Ukr. Jour. of Vet. and Agr. Sci.

Gufriy

et al. 2021

The study aimed to investigate the effect of the drug “Bendamine” on dogs' clinical and morphological parameters in heart failure. Two groups of dogs were formed for research: control (healthy) and experimental (sick). The 30-day experiment included ten dogs from the control group, ten dogs of the observed (unhealthy) spaniel breed, and 10–12 years old dogs. The treatment regimen for sick dogs: furosemide was administered orally on an empty stomach at 2 mg/kg every 12 hours; enalapril was administered orally at 0.5 mg/kg every 12 hours; Bendamine was administered orally on an empty stomach at 20 mg/kg every 24 hours. It is recommended to divide the dose into two doses. In the study of hematopoiesis, we found that erythrocytes in dogs with heart failure increased by 18.2 %, while hemoglobin levels decreased by 1.8 %. Before treatment, red blood cell counts were found to reduce the mean hemoglobin in the erythrocyte and the mean erythrocyte volume. In the experimental group of dogs treated with the “Bendamine”, normalization of morphological blood parameters was found.
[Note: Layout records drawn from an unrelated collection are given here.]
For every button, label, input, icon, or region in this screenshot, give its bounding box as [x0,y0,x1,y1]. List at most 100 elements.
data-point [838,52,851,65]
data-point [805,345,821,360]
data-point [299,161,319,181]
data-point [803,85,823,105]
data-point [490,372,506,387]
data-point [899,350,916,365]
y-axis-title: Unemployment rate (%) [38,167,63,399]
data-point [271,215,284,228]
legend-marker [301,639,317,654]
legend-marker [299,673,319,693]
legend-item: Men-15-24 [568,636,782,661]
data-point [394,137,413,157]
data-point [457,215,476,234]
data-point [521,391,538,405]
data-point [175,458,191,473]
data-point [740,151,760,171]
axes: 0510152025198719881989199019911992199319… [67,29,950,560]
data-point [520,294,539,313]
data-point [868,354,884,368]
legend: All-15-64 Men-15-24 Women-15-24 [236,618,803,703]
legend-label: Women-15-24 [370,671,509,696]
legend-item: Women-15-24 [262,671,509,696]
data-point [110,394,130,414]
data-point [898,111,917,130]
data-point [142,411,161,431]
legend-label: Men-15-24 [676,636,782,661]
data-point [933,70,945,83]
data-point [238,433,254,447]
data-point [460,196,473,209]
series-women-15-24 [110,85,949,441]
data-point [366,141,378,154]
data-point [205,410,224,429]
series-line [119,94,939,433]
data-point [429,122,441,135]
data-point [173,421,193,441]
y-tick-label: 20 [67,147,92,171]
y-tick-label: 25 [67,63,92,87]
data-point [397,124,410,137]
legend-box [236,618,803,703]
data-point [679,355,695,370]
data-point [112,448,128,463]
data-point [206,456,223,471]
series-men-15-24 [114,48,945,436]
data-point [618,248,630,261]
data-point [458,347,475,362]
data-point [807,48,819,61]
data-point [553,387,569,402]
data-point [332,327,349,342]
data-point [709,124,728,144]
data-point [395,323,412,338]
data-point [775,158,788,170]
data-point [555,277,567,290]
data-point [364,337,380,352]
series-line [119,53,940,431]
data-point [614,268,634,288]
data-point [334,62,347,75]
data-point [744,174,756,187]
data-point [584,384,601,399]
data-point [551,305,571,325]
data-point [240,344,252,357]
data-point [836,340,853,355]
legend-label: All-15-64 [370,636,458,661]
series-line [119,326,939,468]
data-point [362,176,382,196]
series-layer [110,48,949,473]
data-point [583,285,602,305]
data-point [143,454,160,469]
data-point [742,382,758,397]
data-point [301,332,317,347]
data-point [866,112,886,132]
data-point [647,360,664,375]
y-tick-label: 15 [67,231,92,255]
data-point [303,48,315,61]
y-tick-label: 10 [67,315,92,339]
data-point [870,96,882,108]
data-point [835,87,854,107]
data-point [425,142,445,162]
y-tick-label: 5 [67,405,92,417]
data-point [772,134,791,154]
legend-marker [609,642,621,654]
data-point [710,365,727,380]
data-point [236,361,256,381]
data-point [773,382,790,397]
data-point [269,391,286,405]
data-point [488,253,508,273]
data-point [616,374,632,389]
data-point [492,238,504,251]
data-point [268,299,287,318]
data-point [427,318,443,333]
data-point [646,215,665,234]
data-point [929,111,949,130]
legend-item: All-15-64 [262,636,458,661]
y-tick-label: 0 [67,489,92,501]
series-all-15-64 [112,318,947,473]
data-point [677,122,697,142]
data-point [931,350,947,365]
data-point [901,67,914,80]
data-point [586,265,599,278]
The number of erythrocytes was 5.8 ± 0.06 T/L, and the hemoglobin level was 143.5 ± 4.7 g/L. The use of the drug “Bendamine” contributed to the gradual restoration of the functional state of the hematopoietic system in dogs with heart failure. This is also indicated by the red blood cell index of the dogs after the course of treatment. The therapy application in the experimental group significantly reduced the frequency and severity of shortness of breath and increased endurance during exercise. There was also a decrease in the frequency and duration of cough attacks. After treatment, signs, and intensity of ascites decreased in dogs of the experimental group. It has been suggested that this is due to an increase in myocardial contractile function due to the positive ionotropic action of Bendamine. The owners also recorded an improvement in appetite in animals after 30 days of therapy. Even in the dogs of the experimental group, after treatment, physical activity and emotional reactions improved. They were less depressed and more inclined to communicate with the owners. Thus, the use of the cardiac drug “Bendamine” in dogs with heart failure positively affected the restoration of hematopoiesis and the normalization of morphological parameters of the blood.